Despite these numbers, adherence to safety measures, including physical distancing and the use of face masks, appears to be the exception, not the norm, in many parts of the North. Manasseh, who has visited several teaching hospitals in Borno said some doctors attended to patients without the necessary personal protective equipment.
“In fact, you look odd when you are wearing masks in Maiduguri. People look at you in some places as if you are strange,” he said, adding that many believed the pandemic was a hoax and an opportunity by government officials to siphon public funds.
“I asked a lot of people when I went to the University of Maiduguri Teaching Hospital, why they were not properly geared up and observing social distancing. The response was, even our isolation centre is empty; nothing is in it. So, they don’t believe that COVID is real.”
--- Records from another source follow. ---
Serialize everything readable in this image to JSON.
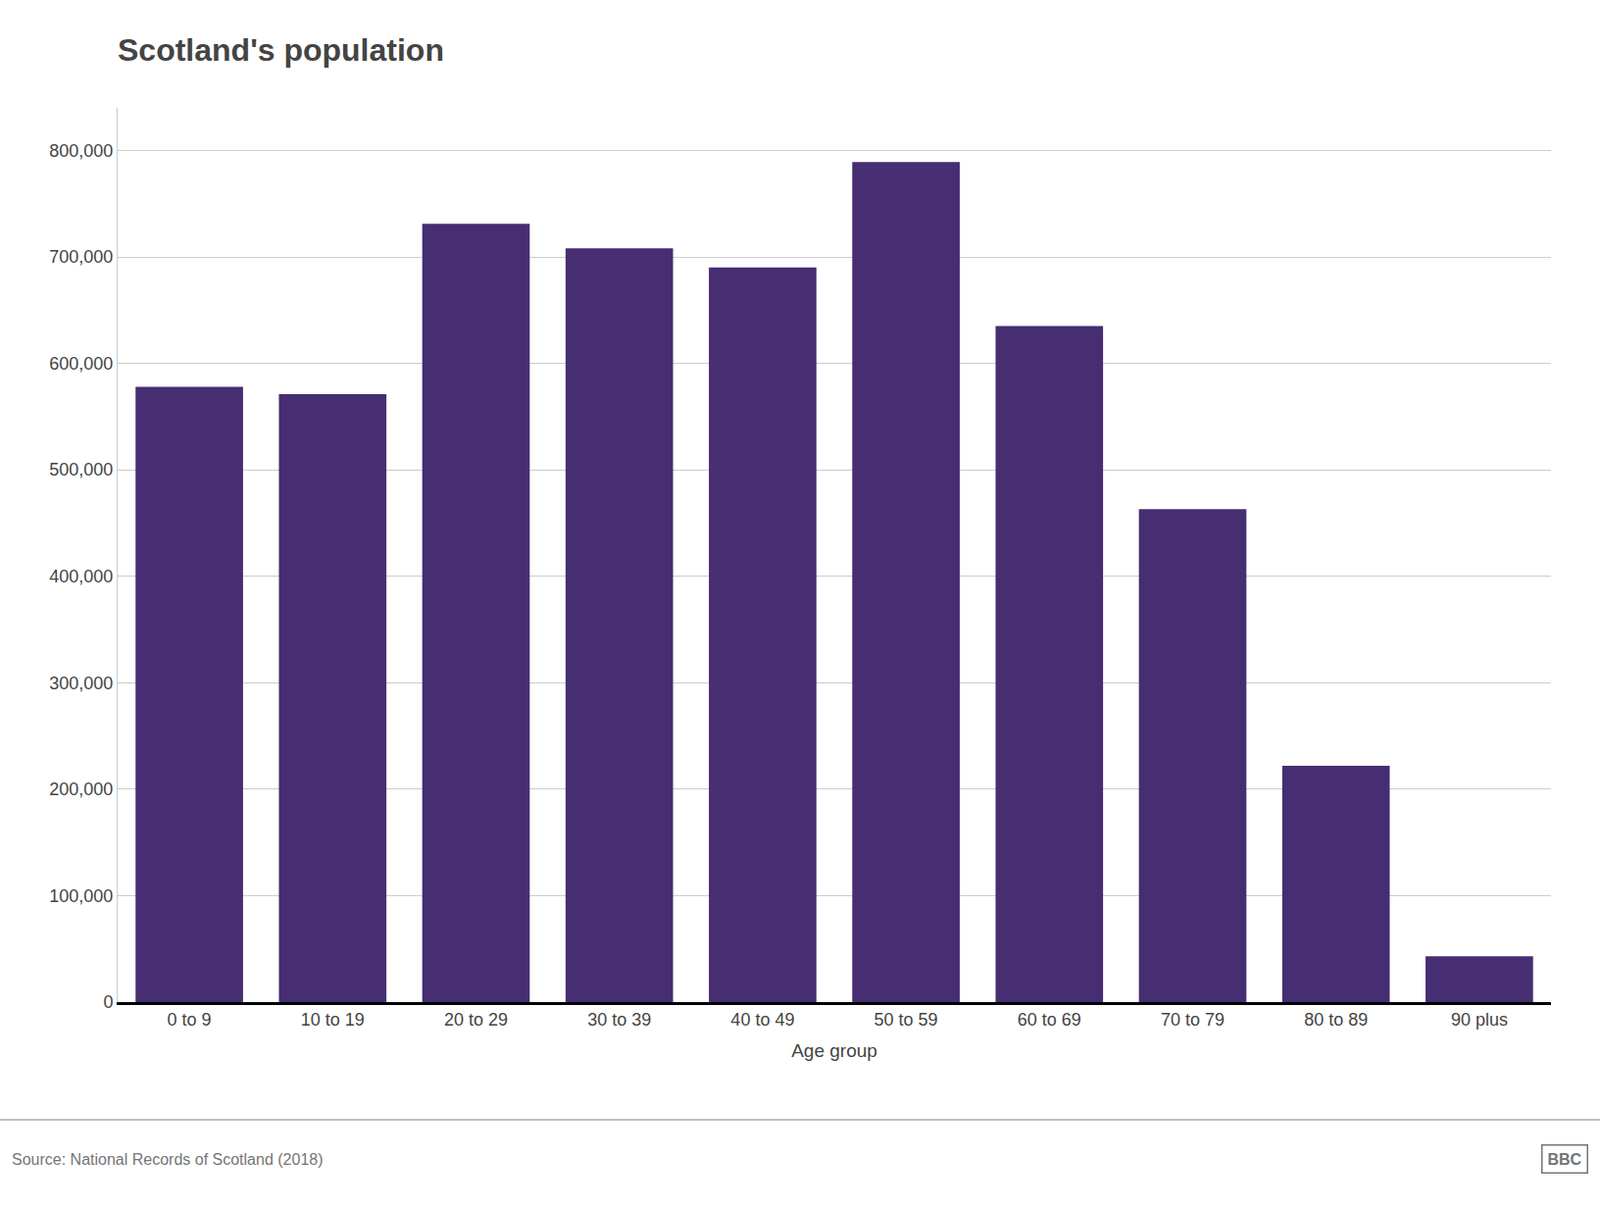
{
  "chart_data": {
    "type": "bar",
    "title": "Scotland's population",
    "categories": [
      "0 to 9",
      "10 to 19",
      "20 to 29",
      "30 to 39",
      "40 to 49",
      "50 to 59",
      "60 to 69",
      "70 to 79",
      "80 to 89",
      "90 plus"
    ],
    "values": [
      578000,
      571000,
      731000,
      708000,
      690000,
      789000,
      635000,
      463000,
      222000,
      43000
    ],
    "color": "#472d72",
    "xlabel": "Age group",
    "ylim": [
      0,
      840000
    ],
    "yticks": [
      0,
      {
        "value": 100000,
        "label": "100,000"
      },
      {
        "value": 200000,
        "label": "200,000"
      },
      {
        "value": 300000,
        "label": "300,000"
      },
      {
        "value": 400000,
        "label": "400,000"
      },
      {
        "value": 500000,
        "label": "500,000"
      },
      {
        "value": 600000,
        "label": "600,000"
      },
      {
        "value": 700000,
        "label": "700,000"
      },
      {
        "value": 800000,
        "label": "800,000"
      }
    ],
    "grid": true,
    "annotations": [
      "Source: National Records of Scotland (2018)",
      "BBC"
    ]
  }
}
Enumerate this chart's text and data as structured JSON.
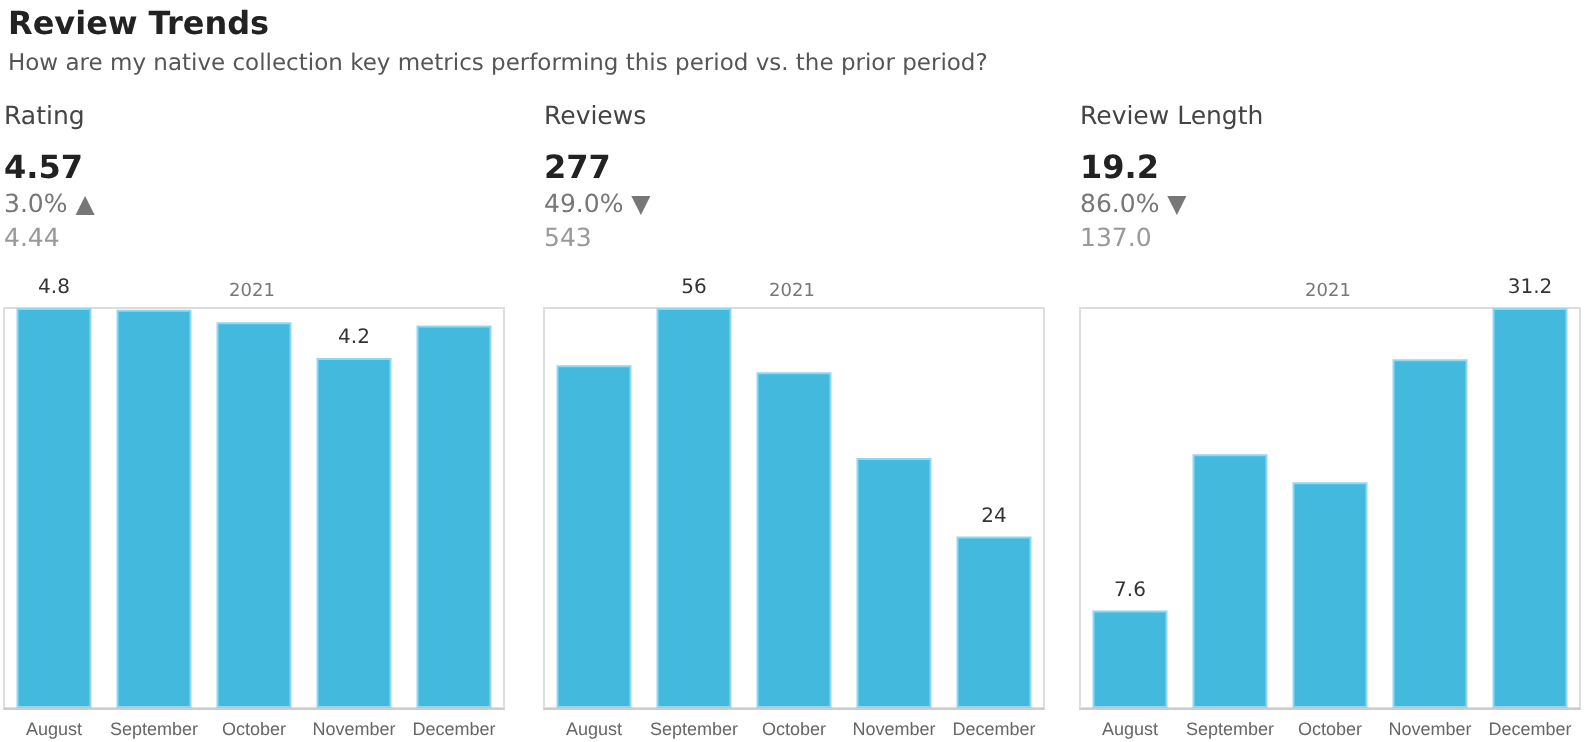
{
  "chart_data": [
    {
      "type": "bar",
      "title": "Review Trends",
      "subtitle": "How are my native collection key metrics performing this period vs. the prior period?",
      "ylabel": "Rating",
      "annotations": [
        "4.57",
        "3.0% ▲",
        "4.44",
        "2021"
      ],
      "categories": [
        "August",
        "September",
        "October",
        "November",
        "December"
      ],
      "values": [
        4.8,
        4.78,
        4.63,
        4.2,
        4.59
      ],
      "value_labels": [
        "4.8",
        null,
        null,
        "4.2",
        null
      ],
      "color": "#44b9de"
    },
    {
      "type": "bar",
      "ylabel": "Reviews",
      "annotations": [
        "277",
        "49.0% ▼",
        "543",
        "2021"
      ],
      "categories": [
        "August",
        "September",
        "October",
        "November",
        "December"
      ],
      "values": [
        48,
        56,
        47,
        35,
        24
      ],
      "value_labels": [
        null,
        "56",
        null,
        null,
        "24"
      ],
      "color": "#44b9de"
    },
    {
      "type": "bar",
      "ylabel": "Review Length",
      "annotations": [
        "19.2",
        "86.0% ▼",
        "137.0",
        "2021"
      ],
      "categories": [
        "August",
        "September",
        "October",
        "November",
        "December"
      ],
      "values": [
        7.6,
        19.8,
        17.6,
        27.2,
        31.2
      ],
      "value_labels": [
        "7.6",
        null,
        null,
        null,
        "31.2"
      ],
      "color": "#44b9de"
    }
  ]
}
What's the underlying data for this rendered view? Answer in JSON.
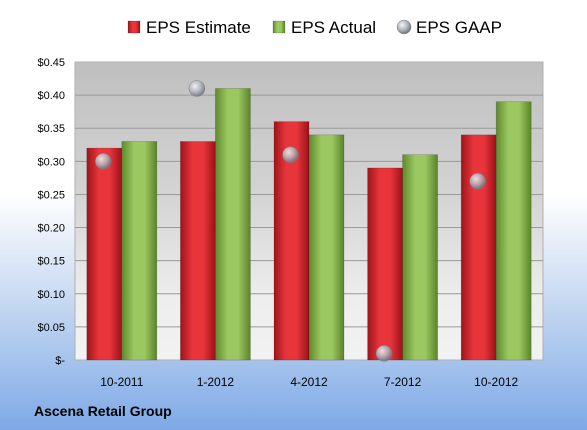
{
  "chart_data": {
    "type": "bar",
    "categories": [
      "10-2011",
      "1-2012",
      "4-2012",
      "7-2012",
      "10-2012"
    ],
    "series": [
      {
        "name": "EPS Estimate",
        "values": [
          0.32,
          0.33,
          0.36,
          0.29,
          0.34
        ],
        "color": "#d8232a",
        "kind": "bar"
      },
      {
        "name": "EPS Actual",
        "values": [
          0.33,
          0.41,
          0.34,
          0.31,
          0.39
        ],
        "color": "#8ab650",
        "kind": "bar"
      },
      {
        "name": "EPS GAAP",
        "values": [
          0.3,
          0.41,
          0.31,
          0.01,
          0.27
        ],
        "color": "#b8bcc4",
        "kind": "marker"
      }
    ],
    "ylim": [
      0,
      0.45
    ],
    "yticks": [
      0,
      0.05,
      0.1,
      0.15,
      0.2,
      0.25,
      0.3,
      0.35,
      0.4,
      0.45
    ],
    "ytick_labels": [
      "$-",
      "$0.05",
      "$0.10",
      "$0.15",
      "$0.20",
      "$0.25",
      "$0.30",
      "$0.35",
      "$0.40",
      "$0.45"
    ],
    "grid": true,
    "legend": "top"
  },
  "footer": {
    "company": "Ascena Retail Group"
  }
}
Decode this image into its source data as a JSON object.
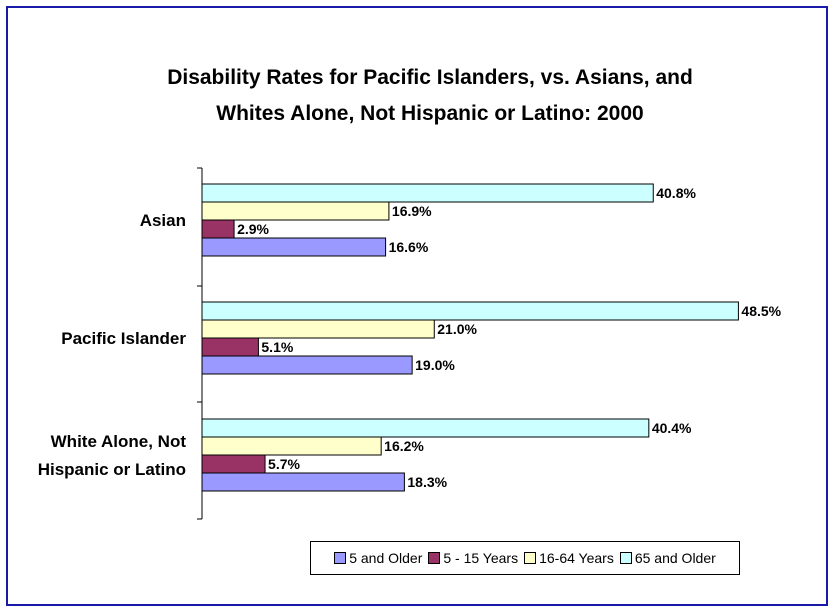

HumAngle visits to a few public places, including public buildings in some Local Government Areas, confirmed Manasseh’s worry. There seemed to be nothing to indicate that people were aware that a public health challenge is ravaging society. The well-rehearsed protocols of handwashing with soap under running water, masking up and social distancing appear totally alien.
Though he has seen the Northeast Development Commission distribute protection kits to some hospitals and agencies, the intervention cannot get to everyone as many of the clinics, especially those owned by the government, “are not even functional”.
HumAngle reported on Tuesday, July 28, 2020, that internally displaced persons in Borno are rendered vulnerable to the pandemic owing to inadequate health facilities. Arising from the newspaper’s interviews with many IDPs, the incidence of widespread ignorance and misconception seems to run deep. The rise in violent crimes makes it challenging for grassroots orientation exercises about the pandemic to be carried out.
The curse of the rainy season
The rainy season which, in Northern Nigeria, lasts between mid-May and September, comes with fresh challenges. Flooding makes various communities even less accessible to aid workers.
The Nigeria Hydrological Services Agency (NIHSA) cautioned on Tuesday that “August and September are very critical for flooding in Nigeria.” Already the ugly impacts of flooding are showing as many states have recorded fatalities and loss of properties to the disaster. Last year, among the 13 states projected to witness increased flooding by the agency were Adamawa, Benue, Kebbi, Kogi, Nasarawa, Niger, and Taraba.
Frequent rainfall, accompanied by a dramatic rise in health challenges, especially malaria and cholera, adds to the growing humanitarian crises in Northern Nigeria.
The United Nations Children’s Fund (UNICEF) had warned in May that the risks presented by malaria, pneumonia, diarrhoea in developing countries “far outweigh any threat presented by the coronavirus” if routine healthcare is disrupted.